But keep in mind if you find find mistakes in the claims I make take them with a gain of salt. It's not my fault. I've never kissed my therapist and I'm not a scientist. If that makes no sense I guess what I'm about to spout will make even less.
Let's begin. When the beginning began there was no man, no electric fan or garbage can or anything else that rhymes with "an." There was not a dress, no no or yes, more or less, but there was a mess caused by God who got the blame which was a shame which was odd because there was no word that rhymed with Lord or God or whatever which was odd because nobody ever read Webster's Dictionary or books on prehistoric history. But I digress, As I said there was a mess and for what it's worth, somebody somewhere named it Earth.
This mess was just a lot of smoke and fire, ice and maybe bugs like roaches and lice and tiny mice but no dinosaurs or carnivores or baseball scores. There was a lot of swirling slop that would be named protozoa long before Noah built his ark or the world turned dark or God destroyed what He created and that word led to "creator," then "creation," which rhymes with "constipation," which started all this consternation over whether the Creator got the credit for creating Earth or that anal irritation.

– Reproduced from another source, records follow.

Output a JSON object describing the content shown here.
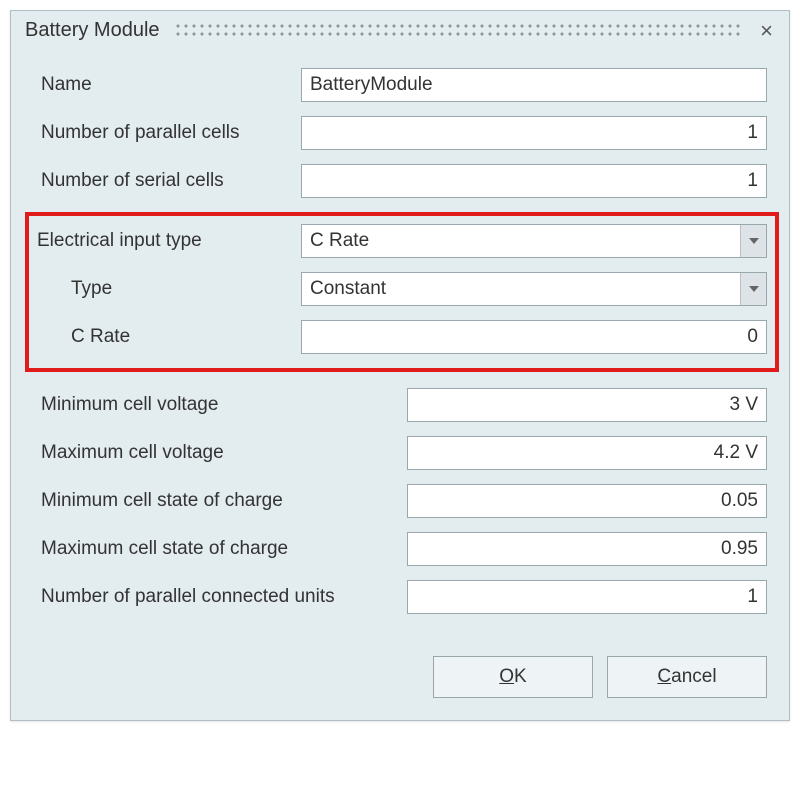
{
  "titlebar": {
    "title": "Battery Module"
  },
  "fields": {
    "name": {
      "label": "Name",
      "value": "BatteryModule"
    },
    "parallel_cells": {
      "label": "Number of parallel cells",
      "value": "1"
    },
    "serial_cells": {
      "label": "Number of serial cells",
      "value": "1"
    },
    "electrical_input_type": {
      "label": "Electrical input type",
      "value": "C Rate"
    },
    "sub_type": {
      "label": "Type",
      "value": "Constant"
    },
    "c_rate": {
      "label": "C Rate",
      "value": "0"
    },
    "min_voltage": {
      "label": "Minimum cell voltage",
      "value": "3 V"
    },
    "max_voltage": {
      "label": "Maximum cell voltage",
      "value": "4.2 V"
    },
    "min_soc": {
      "label": "Minimum cell state of charge",
      "value": "0.05"
    },
    "max_soc": {
      "label": "Maximum cell state of charge",
      "value": "0.95"
    },
    "parallel_units": {
      "label": "Number of parallel connected units",
      "value": "1"
    }
  },
  "buttons": {
    "ok_prefix": "O",
    "ok_suffix": "K",
    "cancel_prefix": "C",
    "cancel_suffix": "ancel"
  }
}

For may a millenniums everything was hunky-dorey because everybody believed the story, that the Creator created it all and that led to Creationism which became the wisdom of the times. Then came Darwin from some foreign town who turned everything around who said Evolution did it all and he started a revolution which robbed God of his fame. But all the same, even Evolution is a game proponents and opponents of theory, science and the Bible play. But who cares, anyway? It does appear we all got here and we'll all stay, at least temporarily.